Billot lui-même, en janvier, lui a offert sa retraite avec le maximum. Pellieux encore[2] attesta que le refus vint d’Esterhazy, parce que le ministre avait dit à des sénateurs qu’il le chasserait de l’armée et que sa fierté s’était révoltée.

Ainsi, le procès que lui intentait maintenant Cavaignac était tout politique, et, dessinant son offensive, quand il passa à ceux de ses actes qu’on taxait d’indiscipline, il affirma qu’il les avait commis par ordre de ces mêmes chefs ; il a toujours « suivi deux directions, le cabinet et l’État-Major », et « son avocat voyait des généraux ».

Les juifs lui ont offert six cent mille francs (et cent cinquante mille à la fille Pays) pour qu’il se déclarât l’auteur du bordereau et, surtout, « révélât le rôle des chefs de l’armée ». Il n’y a jamais consenti. — Ici encore[3], Pellieux le confirma ; il le tenait pour un « brave soldat ».

Les officiers enquêteurs, fort troublés, le furent davantage encore lorsque Du Paty s’avança et qu’Esterhazy, qui sentait ses avantages, le poignarda en pleine poitrine.

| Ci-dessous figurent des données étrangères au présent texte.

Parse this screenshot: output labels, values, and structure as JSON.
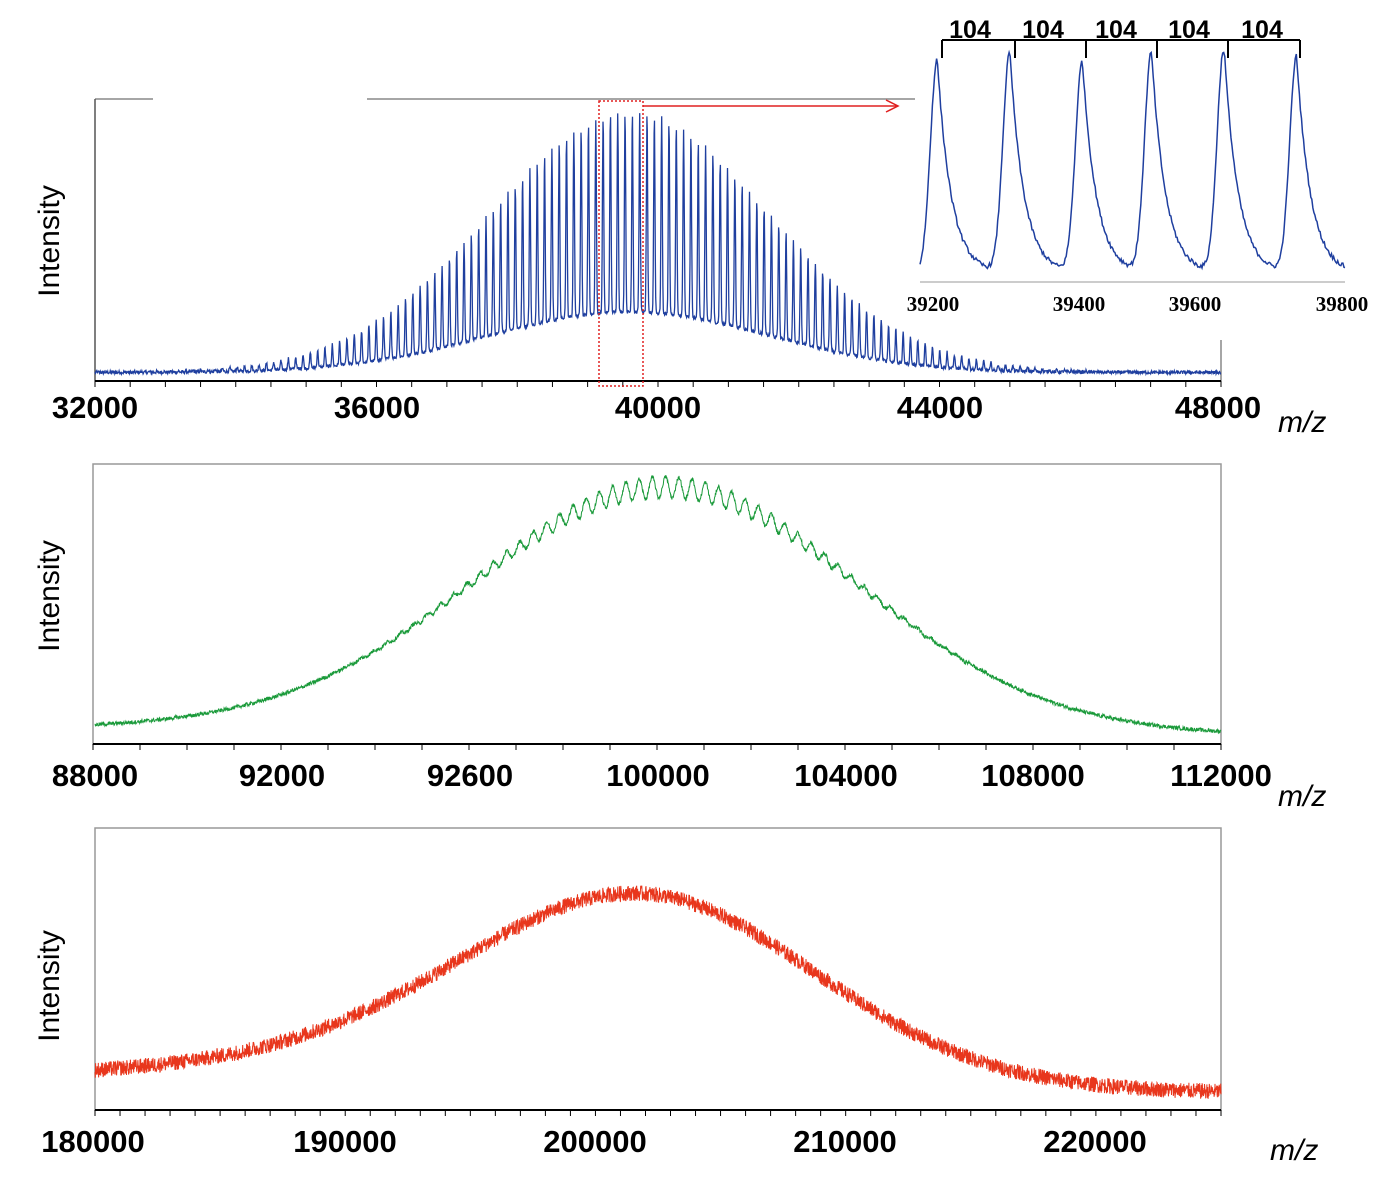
{
  "chart_data": [
    {
      "id": "panel1",
      "type": "line",
      "color": "#1f3f9f",
      "ylabel": "Intensity",
      "xunit": "m/z",
      "xlim": [
        32000,
        48000
      ],
      "xticks": [
        "32000",
        "36000",
        "40000",
        "44000",
        "48000"
      ],
      "series": [
        {
          "peak_spacing": 104,
          "envelope_center": 39600,
          "envelope_sigma": 2000,
          "peak_max": 0.95,
          "baseline": 0.02,
          "x": [
            32000,
            34000,
            36000,
            38000,
            39600,
            42000,
            44000,
            46000,
            48000
          ],
          "y": [
            0.02,
            0.06,
            0.32,
            0.78,
            0.95,
            0.66,
            0.2,
            0.04,
            0.02
          ]
        }
      ],
      "zoom_region": [
        39200,
        39800
      ],
      "inset": {
        "xlim": [
          39200,
          39800
        ],
        "xticks": [
          "39200",
          "39400",
          "39600",
          "39800"
        ],
        "peaks": [
          39220,
          39325,
          39430,
          39530,
          39635,
          39740
        ],
        "peak_heights": [
          0.95,
          0.98,
          0.94,
          0.98,
          1.0,
          0.96
        ],
        "spacing_labels": [
          "104",
          "104",
          "104",
          "104",
          "104"
        ]
      }
    },
    {
      "id": "panel2",
      "type": "line",
      "color": "#1a9a3a",
      "ylabel": "Intensity",
      "xunit": "m/z",
      "xlim": [
        88000,
        112000
      ],
      "xticks": [
        "88000",
        "92000",
        "92600",
        "100000",
        "104000",
        "108000",
        "112000"
      ],
      "series": [
        {
          "envelope_center": 100200,
          "envelope_sigma": 4000,
          "peak_max": 0.95,
          "baseline": 0.02,
          "x": [
            88000,
            92000,
            96000,
            100200,
            104000,
            108000,
            112000
          ],
          "y": [
            0.03,
            0.1,
            0.5,
            0.95,
            0.6,
            0.1,
            0.02
          ]
        }
      ]
    },
    {
      "id": "panel3",
      "type": "line",
      "color": "#e8361c",
      "ylabel": "Intensity",
      "xunit": "m/z",
      "xlim": [
        180000,
        225000
      ],
      "xticks": [
        "180000",
        "190000",
        "200000",
        "210000",
        "220000"
      ],
      "series": [
        {
          "envelope_center": 201500,
          "envelope_sigma": 7000,
          "peak_max": 0.82,
          "baseline": 0.1,
          "x": [
            180000,
            190000,
            196000,
            201500,
            206000,
            212000,
            225000
          ],
          "y": [
            0.12,
            0.25,
            0.55,
            0.82,
            0.65,
            0.25,
            0.06
          ]
        }
      ]
    }
  ]
}
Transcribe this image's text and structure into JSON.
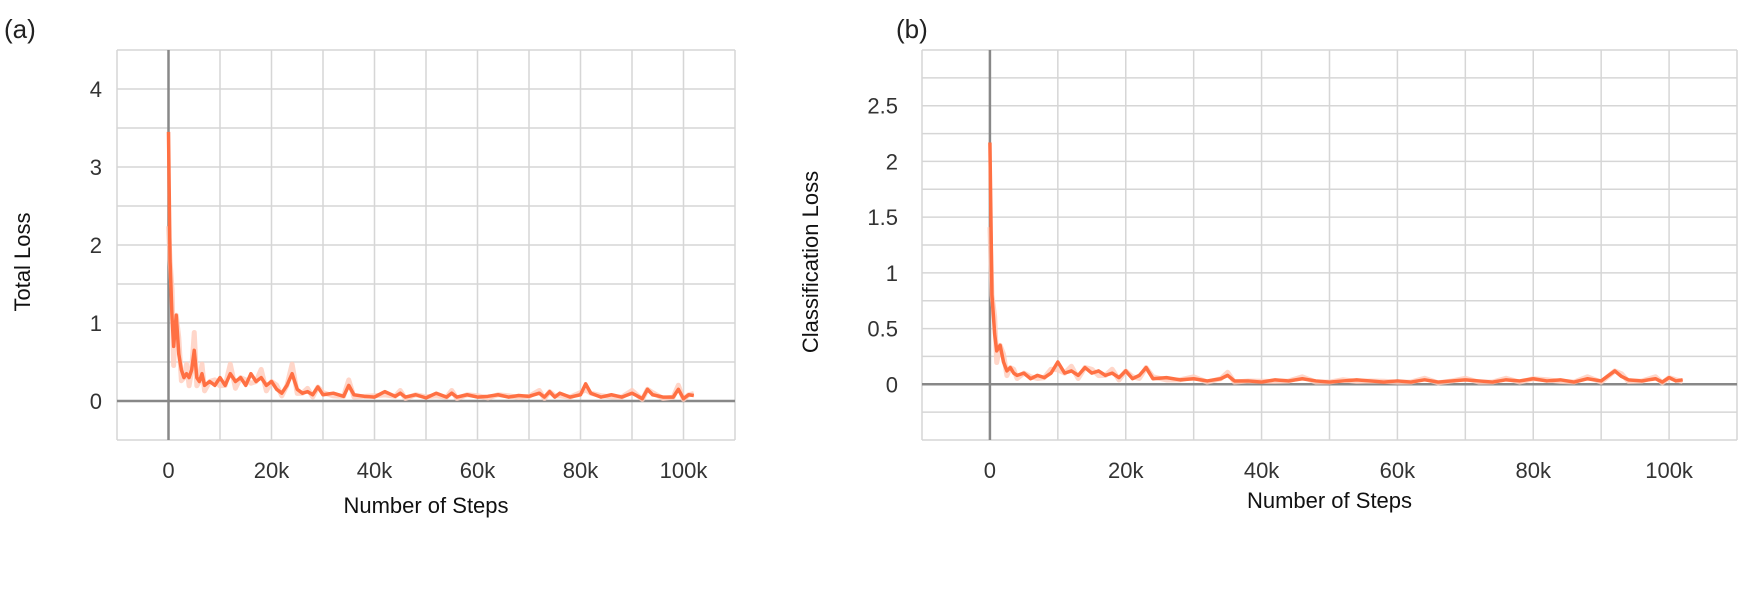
{
  "panels": {
    "a_label": "(a)",
    "b_label": "(b)"
  },
  "colors": {
    "series": "#ff7043",
    "band": "#ffccbc",
    "grid": "#d6d6d6",
    "axis": "#888888"
  },
  "chart_data": [
    {
      "type": "line",
      "xlabel": "Number of Steps",
      "ylabel": "Total Loss",
      "xlim": [
        -10000,
        110000
      ],
      "ylim": [
        -0.5,
        4.5
      ],
      "xticks": [
        0,
        20000,
        40000,
        60000,
        80000,
        100000
      ],
      "xtick_labels": [
        "0",
        "20k",
        "40k",
        "60k",
        "80k",
        "100k"
      ],
      "yticks": [
        0,
        1,
        2,
        3,
        4
      ],
      "ytick_labels": [
        "0",
        "1",
        "2",
        "3",
        "4"
      ],
      "grid": true,
      "x": [
        0,
        300,
        700,
        1000,
        1500,
        2000,
        2500,
        3000,
        3500,
        4000,
        4500,
        5000,
        5500,
        6000,
        6500,
        7000,
        8000,
        9000,
        10000,
        11000,
        12000,
        13000,
        14000,
        15000,
        16000,
        17000,
        18000,
        19000,
        20000,
        21000,
        22000,
        23000,
        24000,
        25000,
        26000,
        27000,
        28000,
        29000,
        30000,
        32000,
        34000,
        35000,
        36000,
        38000,
        40000,
        42000,
        44000,
        45000,
        46000,
        48000,
        50000,
        52000,
        54000,
        55000,
        56000,
        58000,
        60000,
        62000,
        64000,
        66000,
        68000,
        70000,
        72000,
        73000,
        74000,
        75000,
        76000,
        78000,
        80000,
        81000,
        82000,
        84000,
        86000,
        88000,
        90000,
        92000,
        93000,
        94000,
        96000,
        98000,
        99000,
        100000,
        101000,
        102000
      ],
      "series": [
        {
          "values": [
            3.45,
            1.8,
            1.05,
            0.7,
            1.1,
            0.6,
            0.4,
            0.3,
            0.35,
            0.3,
            0.4,
            0.65,
            0.3,
            0.25,
            0.35,
            0.2,
            0.25,
            0.2,
            0.3,
            0.2,
            0.35,
            0.25,
            0.3,
            0.2,
            0.35,
            0.25,
            0.3,
            0.2,
            0.25,
            0.15,
            0.1,
            0.2,
            0.35,
            0.15,
            0.1,
            0.12,
            0.08,
            0.18,
            0.08,
            0.1,
            0.06,
            0.2,
            0.08,
            0.06,
            0.05,
            0.12,
            0.06,
            0.1,
            0.05,
            0.08,
            0.04,
            0.1,
            0.05,
            0.1,
            0.05,
            0.08,
            0.05,
            0.06,
            0.08,
            0.05,
            0.07,
            0.06,
            0.1,
            0.05,
            0.12,
            0.05,
            0.1,
            0.05,
            0.08,
            0.22,
            0.1,
            0.05,
            0.08,
            0.05,
            0.1,
            0.03,
            0.15,
            0.08,
            0.05,
            0.05,
            0.15,
            0.03,
            0.08,
            0.07
          ]
        }
      ]
    },
    {
      "type": "line",
      "xlabel": "Number of Steps",
      "ylabel": "Classification  Loss",
      "xlim": [
        -10000,
        110000
      ],
      "ylim": [
        -0.5,
        3.0
      ],
      "xticks": [
        0,
        20000,
        40000,
        60000,
        80000,
        100000
      ],
      "xtick_labels": [
        "0",
        "20k",
        "40k",
        "60k",
        "80k",
        "100k"
      ],
      "yticks": [
        0,
        0.5,
        1,
        1.5,
        2,
        2.5
      ],
      "ytick_labels": [
        "0",
        "0.5",
        "1",
        "1.5",
        "2",
        "2.5"
      ],
      "grid": true,
      "x": [
        0,
        300,
        700,
        1000,
        1500,
        2000,
        2500,
        3000,
        3500,
        4000,
        5000,
        6000,
        7000,
        8000,
        9000,
        10000,
        11000,
        12000,
        13000,
        14000,
        15000,
        16000,
        17000,
        18000,
        19000,
        20000,
        21000,
        22000,
        23000,
        24000,
        26000,
        28000,
        30000,
        32000,
        34000,
        35000,
        36000,
        38000,
        40000,
        42000,
        44000,
        46000,
        48000,
        50000,
        52000,
        54000,
        56000,
        58000,
        60000,
        62000,
        64000,
        66000,
        68000,
        70000,
        72000,
        74000,
        76000,
        78000,
        80000,
        82000,
        84000,
        86000,
        88000,
        90000,
        92000,
        93000,
        94000,
        96000,
        98000,
        99000,
        100000,
        101000,
        102000
      ],
      "series": [
        {
          "values": [
            2.17,
            0.8,
            0.45,
            0.3,
            0.35,
            0.2,
            0.12,
            0.15,
            0.1,
            0.08,
            0.1,
            0.05,
            0.08,
            0.06,
            0.1,
            0.2,
            0.1,
            0.12,
            0.08,
            0.15,
            0.1,
            0.12,
            0.08,
            0.1,
            0.06,
            0.12,
            0.05,
            0.08,
            0.15,
            0.05,
            0.06,
            0.04,
            0.05,
            0.03,
            0.05,
            0.08,
            0.03,
            0.03,
            0.02,
            0.04,
            0.03,
            0.05,
            0.03,
            0.02,
            0.03,
            0.04,
            0.03,
            0.02,
            0.03,
            0.02,
            0.04,
            0.02,
            0.03,
            0.04,
            0.03,
            0.02,
            0.04,
            0.03,
            0.05,
            0.03,
            0.04,
            0.02,
            0.05,
            0.03,
            0.12,
            0.07,
            0.04,
            0.03,
            0.05,
            0.02,
            0.06,
            0.03,
            0.04
          ]
        }
      ]
    }
  ]
}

  1. Cass., II, 176, Bergougnan ; I, 591, Esterhazy : « Quant à la question d’inconduite, ainsi que j’ai eu l’honneur de le faire observer au général Florentin, il y avait de longs mois que tout cela était connu ; les chefs n’avaient rien trouvé à redire… »
  2. Ibid., II, 176, Pellieux.
  3. Ibid., Pellieux convint qu’Esterhazy, un jour, lui avait tenu « de fâcheux propos », étant « très surexcité », mais sans l’intention « de faire chanter les chefs ».